Mapping the Universe and unraveling the mysteries of dark energy
Edinburgh is part of an international collaboration using the Dark Energy Spectroscopic Instrument (DESI) to create a 3D map of the universe and learn about the nature of dark energy.
A five-year quest to map the Universe and unravel the mysteries of dark energy has officially begun. By gathering light from some 30 million galaxies, DESI will create a 3D map of the universe with unprecedented detail. Seeing how structure in the Universe has evolved with time will help understand the repulsive force associated with dark energy that drives the acceleration of the expansion of the universe across vast cosmic distances.
DESI is an international science collaboration located at Kitt Peak National Observatory near Tucson, Arizona, and managed by the Lawrence Berkeley National Laboratory (Berkeley Lab) with primary funding from the U.S. Department of Energy (DOE) Office of Science.
The formal start of DESI’s five-year survey follows a four-month trial run of its custom instrumentation that captured spectra from four million galaxies - more than the combined output of all previous spectroscopic surveys.
How does DESI work?
The DESI instrument includes 5,000 robotically controlled optical fibres to gather spectroscopic data from an equal number of objects in the telescope’s three-degree field of view.
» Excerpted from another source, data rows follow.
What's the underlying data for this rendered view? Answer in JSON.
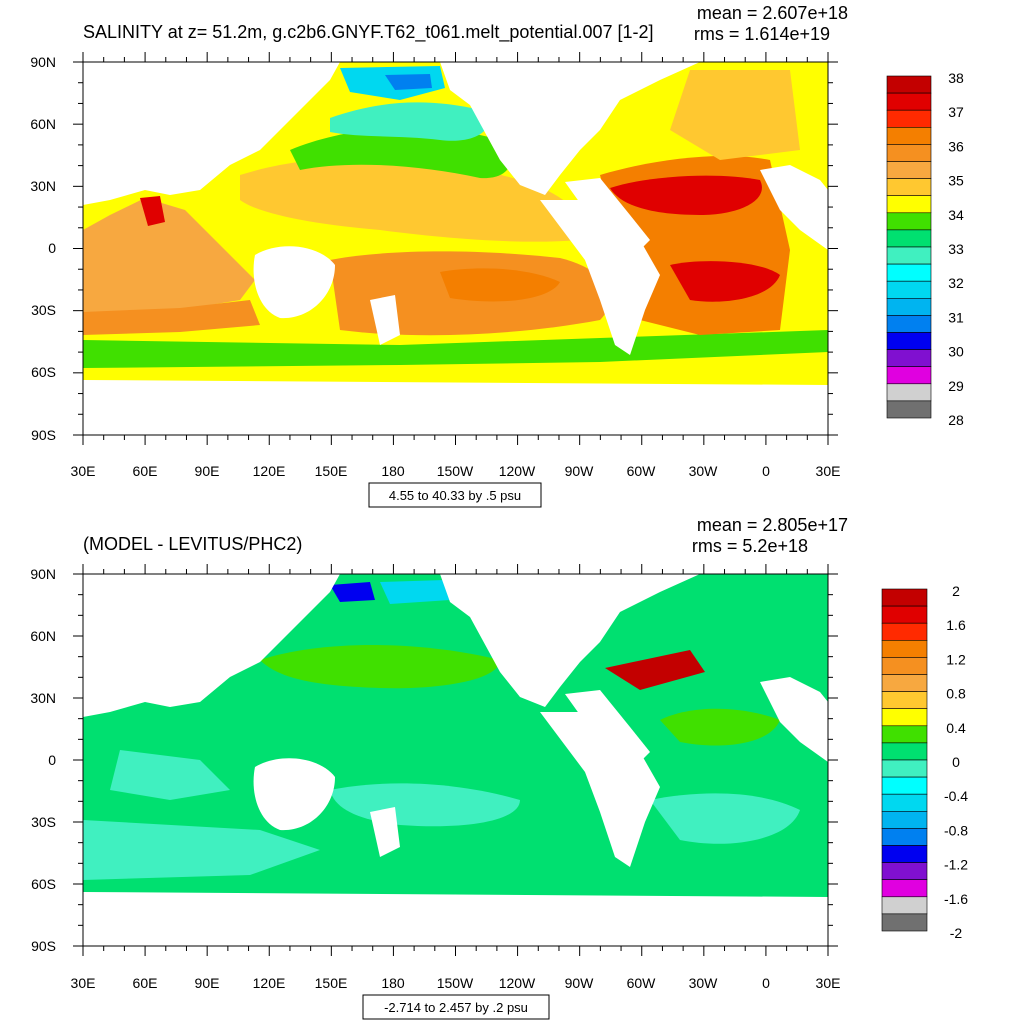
{
  "panels": [
    {
      "id": "top",
      "title": "SALINITY at z=  51.2m, g.c2b6.GNYF.T62_t061.melt_potential.007 [1-2]",
      "mean": "mean = 2.607e+18",
      "rms": "rms = 1.614e+19",
      "note": "4.55 to 40.33 by .5 psu",
      "colorbar": {
        "labels": [
          "38",
          "37",
          "36",
          "35",
          "34",
          "33",
          "32",
          "31",
          "30",
          "29",
          "28"
        ],
        "colors": [
          "#c30000",
          "#e00000",
          "#ff2a00",
          "#f47f00",
          "#f59020",
          "#f7a840",
          "#ffc830",
          "#ffff00",
          "#40e000",
          "#00e070",
          "#40f0c0",
          "#00ffff",
          "#00d8f0",
          "#00b4f0",
          "#0080f0",
          "#0000f0",
          "#8010d0",
          "#e000e0",
          "#d0d0d0",
          "#707070"
        ]
      }
    },
    {
      "id": "bottom",
      "title": "(MODEL - LEVITUS/PHC2)",
      "mean": "mean = 2.805e+17",
      "rms": "rms = 5.2e+18",
      "note": "-2.714 to 2.457 by .2 psu",
      "colorbar": {
        "labels": [
          "2",
          "1.6",
          "1.2",
          "0.8",
          "0.4",
          "0",
          "-0.4",
          "-0.8",
          "-1.2",
          "-1.6",
          "-2"
        ],
        "colors": [
          "#c30000",
          "#e00000",
          "#ff2a00",
          "#f47f00",
          "#f59020",
          "#f7a840",
          "#ffc830",
          "#ffff00",
          "#40e000",
          "#00e070",
          "#40f0c0",
          "#00ffff",
          "#00d8f0",
          "#00b4f0",
          "#0080f0",
          "#0000f0",
          "#8010d0",
          "#e000e0",
          "#d0d0d0",
          "#707070"
        ]
      }
    }
  ],
  "axes": {
    "lon_labels": [
      "30E",
      "60E",
      "90E",
      "120E",
      "150E",
      "180",
      "150W",
      "120W",
      "90W",
      "60W",
      "30W",
      "0",
      "30E"
    ],
    "lat_labels": [
      "90N",
      "60N",
      "30N",
      "0",
      "30S",
      "60S",
      "90S"
    ]
  },
  "colors": {
    "land": "#ffffff",
    "ocean_top": "#ffff00",
    "ocean_bottom": "#00e070"
  }
}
On any given night, the optical fibres align to collect light from galaxies as this is focused by the telescope mirror. From there, the light is fed into a bank of spectrographs and cameras for further processing and study.
Spectra collected by DESI are the components of light corresponding to the colors of the rainbow. Their characteristics, including wavelength, reveal information such as the chemical composition of objects being observed as well as information about their relative distance and velocity. As the Universe expands, galaxies move away from each other, and their light is shifted to longer, redder wavelengths. The more distant the galaxy, the greater its ‘redshift’. By measuring galaxy redshifts, DESI researchers will create a 3D map of the Universe.
Dark energy – and more
The map detailing the distribution of galaxies is expected to yield new insights on the influence and nature of dark energy, which makes up around 70% of the energy in the universe today. Researchers also hope to learn about the degree to which gravity follows the laws of general relativity that form the basis of our understanding of the cosmos.
The universe is expanding at a rate determined by its total energy contents. The DESI instrument will be able to take snapshots of any set time - today, yesterday, 1 billion-years-ago, 2 billion-years-ago - to enable scientists to figure out the energy content in these snapshots and see how it is evolving.
But at the same time, the instrument is so powerful that other cosmological experiments can be carried out in parallel, allocating some fibres to take spectra from faint stars in nearby dwarf galaxies, measuring their orbital velocities and hence learning about the distribution of dark matter in these galaxies.
An international team, including colleagues from the School’s Institute for Astronomy have collaborated on this project for more than a decade. Edinburgh’s expertise stems from the Institute’s work on the influential Two-degree Field Galaxy Redshift Survey (2dFGRS) for which the School of Physics & Astronomy's Professor John Peacock was jointly awarded the Shaw Prize for Astronomy in 2014. More recently, a significant expansion of the Institute for Astronomy has brought two new faculty members with a strong interest in DESI: Florian Beutler, who is an expert in statistics of galaxy clustering, and Sergey Koposov, who is an expert in using local dwarf galaxies to understand galaxy formation.